Au Pakistan, le bilan des inondations meurtrières provoquées par la mousson est passé à 1 300 morts. Encore des dizaines de millions d’habitants vivent dans des conditions épouvantables. Dans cette eau stagnante, les ONG craignent l’apparition de maladies

Un sommet de lit pour simple embarcation pour tenter de sauver ce qui pourra l’être. Après ces moussons, les pires histoires du pays. La pluie a cessé de tomber au Pakistan. Mais l’eau, à certains endroits, toujours pas redescendue. Une eau stagnante, une boue omniprésente, impossible à évacuer. Des conditions de vie précaires qui font craindre le pire sur la santé des habitants et surtout les tout-petits.

Dans un village, par exemple, toutes les conditions sont réunies pour que des maladies se propagent : pas d’eau potable, une pompe hors d’usage, et pour se laver, les enfants nagent dans les mêmes mares où les buffles se baignent et urinent.
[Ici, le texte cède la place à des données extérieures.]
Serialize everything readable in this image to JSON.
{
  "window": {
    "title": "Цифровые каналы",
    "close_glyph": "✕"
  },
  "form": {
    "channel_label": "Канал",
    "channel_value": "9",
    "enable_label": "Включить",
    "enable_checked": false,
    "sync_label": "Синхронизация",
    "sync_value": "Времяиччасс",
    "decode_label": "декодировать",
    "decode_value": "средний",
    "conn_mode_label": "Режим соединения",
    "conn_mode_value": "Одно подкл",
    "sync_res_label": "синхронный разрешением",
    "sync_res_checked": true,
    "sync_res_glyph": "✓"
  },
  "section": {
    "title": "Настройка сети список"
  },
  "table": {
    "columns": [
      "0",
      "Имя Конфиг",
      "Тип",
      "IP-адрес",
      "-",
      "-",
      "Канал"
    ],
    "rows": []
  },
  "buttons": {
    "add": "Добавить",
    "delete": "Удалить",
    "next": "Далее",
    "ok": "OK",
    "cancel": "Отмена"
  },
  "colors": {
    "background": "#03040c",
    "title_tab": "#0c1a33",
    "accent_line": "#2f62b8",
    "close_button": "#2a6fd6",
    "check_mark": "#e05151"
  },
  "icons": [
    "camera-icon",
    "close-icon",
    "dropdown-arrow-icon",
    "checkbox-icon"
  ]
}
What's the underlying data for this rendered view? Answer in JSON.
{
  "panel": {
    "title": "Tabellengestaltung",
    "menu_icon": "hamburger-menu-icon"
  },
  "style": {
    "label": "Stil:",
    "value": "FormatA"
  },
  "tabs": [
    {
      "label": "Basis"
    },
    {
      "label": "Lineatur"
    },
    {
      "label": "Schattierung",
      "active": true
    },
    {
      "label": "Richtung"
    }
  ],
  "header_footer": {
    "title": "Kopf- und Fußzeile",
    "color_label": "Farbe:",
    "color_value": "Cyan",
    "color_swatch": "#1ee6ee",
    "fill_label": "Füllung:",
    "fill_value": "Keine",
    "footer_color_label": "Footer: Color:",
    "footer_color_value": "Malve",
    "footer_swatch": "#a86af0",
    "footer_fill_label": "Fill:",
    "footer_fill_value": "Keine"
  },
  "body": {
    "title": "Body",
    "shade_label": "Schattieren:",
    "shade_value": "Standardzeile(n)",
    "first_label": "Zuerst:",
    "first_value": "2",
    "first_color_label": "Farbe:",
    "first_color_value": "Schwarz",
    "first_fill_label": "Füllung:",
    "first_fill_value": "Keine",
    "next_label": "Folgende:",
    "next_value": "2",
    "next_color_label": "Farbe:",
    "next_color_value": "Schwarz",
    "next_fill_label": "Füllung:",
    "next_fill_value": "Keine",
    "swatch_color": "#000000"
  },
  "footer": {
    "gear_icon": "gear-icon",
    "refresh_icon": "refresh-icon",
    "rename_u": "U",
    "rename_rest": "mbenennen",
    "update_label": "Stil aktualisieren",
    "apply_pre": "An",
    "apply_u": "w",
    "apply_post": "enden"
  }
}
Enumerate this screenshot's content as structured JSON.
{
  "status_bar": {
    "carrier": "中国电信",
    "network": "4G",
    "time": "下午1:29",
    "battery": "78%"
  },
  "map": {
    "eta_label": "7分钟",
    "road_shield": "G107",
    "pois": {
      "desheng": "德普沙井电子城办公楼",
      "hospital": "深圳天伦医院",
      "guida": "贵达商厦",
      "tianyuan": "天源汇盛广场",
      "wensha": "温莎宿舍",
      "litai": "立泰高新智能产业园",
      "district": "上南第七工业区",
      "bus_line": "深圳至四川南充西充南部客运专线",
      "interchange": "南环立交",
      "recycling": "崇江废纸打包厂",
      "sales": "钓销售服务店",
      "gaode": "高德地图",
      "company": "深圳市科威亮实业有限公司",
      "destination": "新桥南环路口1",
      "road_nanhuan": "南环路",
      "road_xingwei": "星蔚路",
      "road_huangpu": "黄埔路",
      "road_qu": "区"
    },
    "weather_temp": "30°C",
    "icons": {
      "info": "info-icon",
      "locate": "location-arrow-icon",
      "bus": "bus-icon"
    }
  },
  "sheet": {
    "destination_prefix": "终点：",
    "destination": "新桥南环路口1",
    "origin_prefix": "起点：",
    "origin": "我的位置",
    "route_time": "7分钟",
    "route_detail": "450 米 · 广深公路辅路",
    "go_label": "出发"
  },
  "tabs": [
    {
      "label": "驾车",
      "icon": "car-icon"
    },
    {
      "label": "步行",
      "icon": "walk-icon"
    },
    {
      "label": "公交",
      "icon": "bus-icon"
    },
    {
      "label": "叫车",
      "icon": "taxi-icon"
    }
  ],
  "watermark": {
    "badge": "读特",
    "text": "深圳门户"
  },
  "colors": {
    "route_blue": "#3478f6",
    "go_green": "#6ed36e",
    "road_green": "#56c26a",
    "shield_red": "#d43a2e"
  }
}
Des humanitaires inquiets aussi de la situation des milliers de femmes enceintes. 650 000 ont été recensées. Les hôpitaux n’arrivent pas à faire face. Cette semaine, les États-Unis et la France, notamment, ont annoncé l’envoi d’aides humanitaires. Selon un dernier bilan, près de 1 300 personnes sont mortes dans ces inondations historiques. Un chiffre qui pourrait bien exploser si la situation sanitaire n’est pas stabilisée au plus vite.